Comments in iznet.g explain some of the options for the planarconnect command,
so that you can construct other patterns of connections.  For more details
see Chapter 18 of the BoG available for download from the GENESIS web
web sites), and the documentation for planarconnect.

You can explore the connections that are made by invoking the 'synapse_info'
function at the genesis prompt:
   Usage:   synapse_info path_to_synchan
   Example: synapse_info /network/cell[5]/Ex_channel
This function is defined, with further explanation, in the file synapseinfo.g,
which is included by iznet.g.

The documentation for planardelay and planarweight tells of options for
adding random variations to the weights and delays, to make a more realistic
simulation of a biological network.  If you would like to experiment with
models of spike timing dependent plasticity, see the documentation for
the hebbsynchan and facsynchan objects, and the examples in the GENESIS
Scripts/examples directory.

Another 'exercise for the reader' would be to use the GENESIS parameter search
routines to create an izcell that duplicates the current injection behavior of
an existing GENESIS cell model, and to compare the two models when used in
a network.  It is an open question whether such a simple model can
accurately reproduce the spiking behavior of a detailed model that contains
a variety of calcium and calcium-dependent Hodgkin-Huxley conductances.
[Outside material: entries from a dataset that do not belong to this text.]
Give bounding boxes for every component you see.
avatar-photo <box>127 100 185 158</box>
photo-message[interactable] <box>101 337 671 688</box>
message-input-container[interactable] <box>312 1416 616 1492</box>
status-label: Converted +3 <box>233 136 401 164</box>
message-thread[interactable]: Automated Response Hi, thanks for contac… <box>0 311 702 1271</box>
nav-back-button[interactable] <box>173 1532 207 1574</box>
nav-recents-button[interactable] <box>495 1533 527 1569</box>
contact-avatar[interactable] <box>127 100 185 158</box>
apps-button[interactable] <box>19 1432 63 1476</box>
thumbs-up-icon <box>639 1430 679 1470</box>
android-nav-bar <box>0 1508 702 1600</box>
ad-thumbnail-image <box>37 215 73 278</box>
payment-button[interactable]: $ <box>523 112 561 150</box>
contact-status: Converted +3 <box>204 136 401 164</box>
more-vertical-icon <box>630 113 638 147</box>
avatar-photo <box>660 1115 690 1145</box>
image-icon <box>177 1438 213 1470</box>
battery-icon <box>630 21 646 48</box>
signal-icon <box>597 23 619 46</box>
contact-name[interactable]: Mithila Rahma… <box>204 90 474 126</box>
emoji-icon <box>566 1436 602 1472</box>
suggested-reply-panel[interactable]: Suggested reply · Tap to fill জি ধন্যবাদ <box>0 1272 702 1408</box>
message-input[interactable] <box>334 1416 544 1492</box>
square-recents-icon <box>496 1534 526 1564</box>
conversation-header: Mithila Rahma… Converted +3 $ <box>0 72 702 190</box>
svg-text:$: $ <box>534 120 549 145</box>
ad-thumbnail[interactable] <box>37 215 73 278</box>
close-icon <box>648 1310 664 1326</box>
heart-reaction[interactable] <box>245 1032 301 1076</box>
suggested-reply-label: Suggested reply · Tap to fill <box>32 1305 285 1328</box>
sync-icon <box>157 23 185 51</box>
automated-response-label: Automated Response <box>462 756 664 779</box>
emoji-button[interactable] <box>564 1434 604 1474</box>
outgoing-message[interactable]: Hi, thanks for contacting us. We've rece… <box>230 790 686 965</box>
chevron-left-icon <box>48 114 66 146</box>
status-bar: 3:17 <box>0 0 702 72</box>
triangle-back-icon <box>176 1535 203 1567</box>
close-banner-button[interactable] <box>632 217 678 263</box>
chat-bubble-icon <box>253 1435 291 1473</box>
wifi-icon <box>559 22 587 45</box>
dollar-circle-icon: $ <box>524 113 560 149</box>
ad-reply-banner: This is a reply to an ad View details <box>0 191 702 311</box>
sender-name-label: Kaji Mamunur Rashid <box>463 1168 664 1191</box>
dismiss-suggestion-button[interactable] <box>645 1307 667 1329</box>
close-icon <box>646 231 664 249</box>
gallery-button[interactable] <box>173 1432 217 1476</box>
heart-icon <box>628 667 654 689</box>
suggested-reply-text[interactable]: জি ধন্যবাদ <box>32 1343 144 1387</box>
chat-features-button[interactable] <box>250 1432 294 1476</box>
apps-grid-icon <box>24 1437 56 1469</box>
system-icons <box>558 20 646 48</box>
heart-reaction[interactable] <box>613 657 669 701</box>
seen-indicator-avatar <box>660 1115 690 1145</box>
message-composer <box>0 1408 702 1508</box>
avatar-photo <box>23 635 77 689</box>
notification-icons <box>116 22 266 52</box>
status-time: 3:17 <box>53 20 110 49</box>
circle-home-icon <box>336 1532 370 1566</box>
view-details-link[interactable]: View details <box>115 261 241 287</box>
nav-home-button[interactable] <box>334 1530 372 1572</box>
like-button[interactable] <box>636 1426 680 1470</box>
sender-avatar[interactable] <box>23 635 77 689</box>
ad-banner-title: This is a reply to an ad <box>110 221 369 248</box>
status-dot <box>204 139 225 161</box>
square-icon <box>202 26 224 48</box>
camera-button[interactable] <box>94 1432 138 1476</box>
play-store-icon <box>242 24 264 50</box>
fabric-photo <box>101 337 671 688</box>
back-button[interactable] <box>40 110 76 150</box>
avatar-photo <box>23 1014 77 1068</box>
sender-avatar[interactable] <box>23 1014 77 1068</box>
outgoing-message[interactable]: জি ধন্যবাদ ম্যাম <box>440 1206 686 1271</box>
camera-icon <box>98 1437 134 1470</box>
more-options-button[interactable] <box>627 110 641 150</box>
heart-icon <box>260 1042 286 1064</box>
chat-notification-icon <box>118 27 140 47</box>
The function make_netview, defined in iznet_graphics.g, illustrates the use
of the xview widget to display the Vm of each cell on the grid, using a cold
to hot colorscale.  If you get tired of watching the waves of action
potentials leaving troughs of hyperpolarization behind, you can remove the
call to make_netview.  This will speed up the simulation by about 40%.

References:

Eugene M. Izhikevich (2003) Simple Model of Spiking Neurons,
IEEE Transactions on Neural Networks 14:1569-1572.

Eugene M. Izhikevich (2004) Which Model to Use for Spiking Cortical Networks?,
IEEE Transactions on Neural Networks 15:1063-1070.

Eugene M. Izhikevich (2006) Dynamical Systems in Neuroscience: The Geometry of
Excitability and Bursting, MIT Press.